Keefe is proud of the performance that the divers turned in during the meet.
"Eric dove so well in the three-meter finals." Keefe said. "He has come a long way, along with the other divers. Colton Staab is a freshman, Drew Teer is just now getting back to diving after injuries his first two years and Eric, a sophomore, is making his first appearance at the Ivy League Championships. They all did very well, especially considering this is their first time at the meet. Eric dove so extremely well that that I think he almost did well enough to win the meet."
Olson is excited about his performance in the meet.
"I feel that I put together my best performance of the year," Olson said. "I was hoping to make it into the finals in the three-meter event after I missed the one-meter. When I made it, I knew I had to step up my performance. I missed my reverse two-and-one-half in the preliminaries, as I have done much of the season. I knew I had to make it in the finals as I knew it was my last opportunity of the year and I did just that."
Olson, who has qualified for but has chosen to not compete at the NCAA Zone Diving Championships, feels that the meet was useful for his future diving career.
"This meet gives me a lot of confidence looking forward," Olson said. "Now, I know that I am in the top-tier of divers in the league, which changes my approach to competition. Now I know that I should place among the top divers and am not satisfied being in the middle. I just really want to thank our coach, Ryan [Moehnke] for all of his work this year. He is the best coach in the Ivy League. He is very personable and laid back, which helps us stay calm in our dives. He also has so much experience."
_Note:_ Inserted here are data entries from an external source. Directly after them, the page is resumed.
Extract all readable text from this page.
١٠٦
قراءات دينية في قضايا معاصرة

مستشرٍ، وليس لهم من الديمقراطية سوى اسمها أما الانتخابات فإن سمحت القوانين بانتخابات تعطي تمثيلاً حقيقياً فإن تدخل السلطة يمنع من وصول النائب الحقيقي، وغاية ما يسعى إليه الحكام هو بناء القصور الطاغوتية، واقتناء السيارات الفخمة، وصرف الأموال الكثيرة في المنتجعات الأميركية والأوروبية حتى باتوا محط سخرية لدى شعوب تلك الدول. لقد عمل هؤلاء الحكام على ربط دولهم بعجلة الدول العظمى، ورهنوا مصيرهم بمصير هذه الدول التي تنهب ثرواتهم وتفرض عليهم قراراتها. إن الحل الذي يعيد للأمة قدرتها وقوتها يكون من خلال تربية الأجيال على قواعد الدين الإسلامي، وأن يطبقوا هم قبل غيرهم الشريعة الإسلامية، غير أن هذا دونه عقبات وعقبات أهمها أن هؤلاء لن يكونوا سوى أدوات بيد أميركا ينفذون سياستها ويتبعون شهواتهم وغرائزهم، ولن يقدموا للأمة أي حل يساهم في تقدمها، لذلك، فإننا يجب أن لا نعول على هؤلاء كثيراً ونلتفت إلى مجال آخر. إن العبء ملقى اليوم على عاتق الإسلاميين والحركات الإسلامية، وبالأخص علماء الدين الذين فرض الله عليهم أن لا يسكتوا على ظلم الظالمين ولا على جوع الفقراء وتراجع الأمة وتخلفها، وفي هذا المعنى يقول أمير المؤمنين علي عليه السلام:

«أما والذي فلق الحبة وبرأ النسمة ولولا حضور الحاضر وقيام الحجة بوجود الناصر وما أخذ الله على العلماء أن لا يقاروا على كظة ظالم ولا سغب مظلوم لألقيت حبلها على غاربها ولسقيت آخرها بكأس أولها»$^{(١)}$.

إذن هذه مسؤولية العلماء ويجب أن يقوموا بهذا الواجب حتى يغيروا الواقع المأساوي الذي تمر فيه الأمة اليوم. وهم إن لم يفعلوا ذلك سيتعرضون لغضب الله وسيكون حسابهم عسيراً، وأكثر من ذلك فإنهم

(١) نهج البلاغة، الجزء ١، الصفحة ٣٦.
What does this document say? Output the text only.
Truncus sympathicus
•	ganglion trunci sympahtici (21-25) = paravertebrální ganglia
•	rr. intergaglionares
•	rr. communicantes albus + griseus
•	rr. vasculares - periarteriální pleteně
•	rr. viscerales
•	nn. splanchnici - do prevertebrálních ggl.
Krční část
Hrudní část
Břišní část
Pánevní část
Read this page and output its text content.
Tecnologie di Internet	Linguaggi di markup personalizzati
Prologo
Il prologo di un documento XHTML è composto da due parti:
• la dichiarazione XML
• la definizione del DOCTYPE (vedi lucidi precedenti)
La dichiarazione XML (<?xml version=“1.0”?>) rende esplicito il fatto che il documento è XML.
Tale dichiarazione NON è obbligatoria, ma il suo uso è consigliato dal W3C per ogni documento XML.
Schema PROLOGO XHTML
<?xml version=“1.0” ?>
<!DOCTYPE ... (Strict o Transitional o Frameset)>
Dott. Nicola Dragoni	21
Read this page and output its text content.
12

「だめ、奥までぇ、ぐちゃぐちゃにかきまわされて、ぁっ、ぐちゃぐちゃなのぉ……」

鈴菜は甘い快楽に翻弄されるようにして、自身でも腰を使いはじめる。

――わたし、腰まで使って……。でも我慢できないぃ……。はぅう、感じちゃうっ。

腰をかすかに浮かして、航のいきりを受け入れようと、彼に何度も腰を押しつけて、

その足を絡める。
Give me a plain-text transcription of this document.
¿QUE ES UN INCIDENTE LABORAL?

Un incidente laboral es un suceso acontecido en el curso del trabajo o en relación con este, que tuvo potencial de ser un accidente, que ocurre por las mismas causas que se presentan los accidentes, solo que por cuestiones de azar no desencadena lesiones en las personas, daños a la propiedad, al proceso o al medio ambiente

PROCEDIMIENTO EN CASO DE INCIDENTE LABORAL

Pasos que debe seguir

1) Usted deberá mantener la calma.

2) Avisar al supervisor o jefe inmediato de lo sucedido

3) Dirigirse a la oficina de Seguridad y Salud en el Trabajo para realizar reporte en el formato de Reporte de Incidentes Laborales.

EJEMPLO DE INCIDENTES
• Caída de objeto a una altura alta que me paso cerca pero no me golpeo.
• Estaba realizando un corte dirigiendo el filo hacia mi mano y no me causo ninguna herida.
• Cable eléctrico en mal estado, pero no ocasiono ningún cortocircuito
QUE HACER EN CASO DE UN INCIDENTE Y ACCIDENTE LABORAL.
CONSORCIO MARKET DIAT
The meet is also the conclusion of Ivy League portion of the storied career of Righi, who has won more individual Ivy League titles than any other Yale swimmer in history. His 11 individual titles includes a win every year in the 50- and 100-yard freestyles as well as wins in the 100-yard backstroke the past three years. He is the first Yale swimmer to collect 10 or more individual titles, an impressive feat considering a student-athlete is only allowed to compete in up to three individual events.
Keefe was impressed by Righi and feels the entire team did a great job at the meet.
"Thee whole meet ended up great for us," Keefe said. "All the times were very fast the meet was determined by the new suits, which add a lot of buoyancy to the swimmers. Craig Steen broke the oldest Yale record in the 200-yard breaststroke. Chris Pool and Tyler Scheid are both great swimmers and Scheid, in his last race, set a new school record in the 200-yard butterfly. The younger swimmers on the team just need to get used to coming back in the evening session and swimming fast. Alex [Righi] also had a great meet, which really sets him up well for the NCAA Championships.
While the season is over for all of the Bulldog swimmers with the exception of Righi, the Ivy League Championships will go down in history as a story of record breaking, fast performances. Righi will next compete at the NCAA Championships on Mar. 26-28 in College Station, Texas.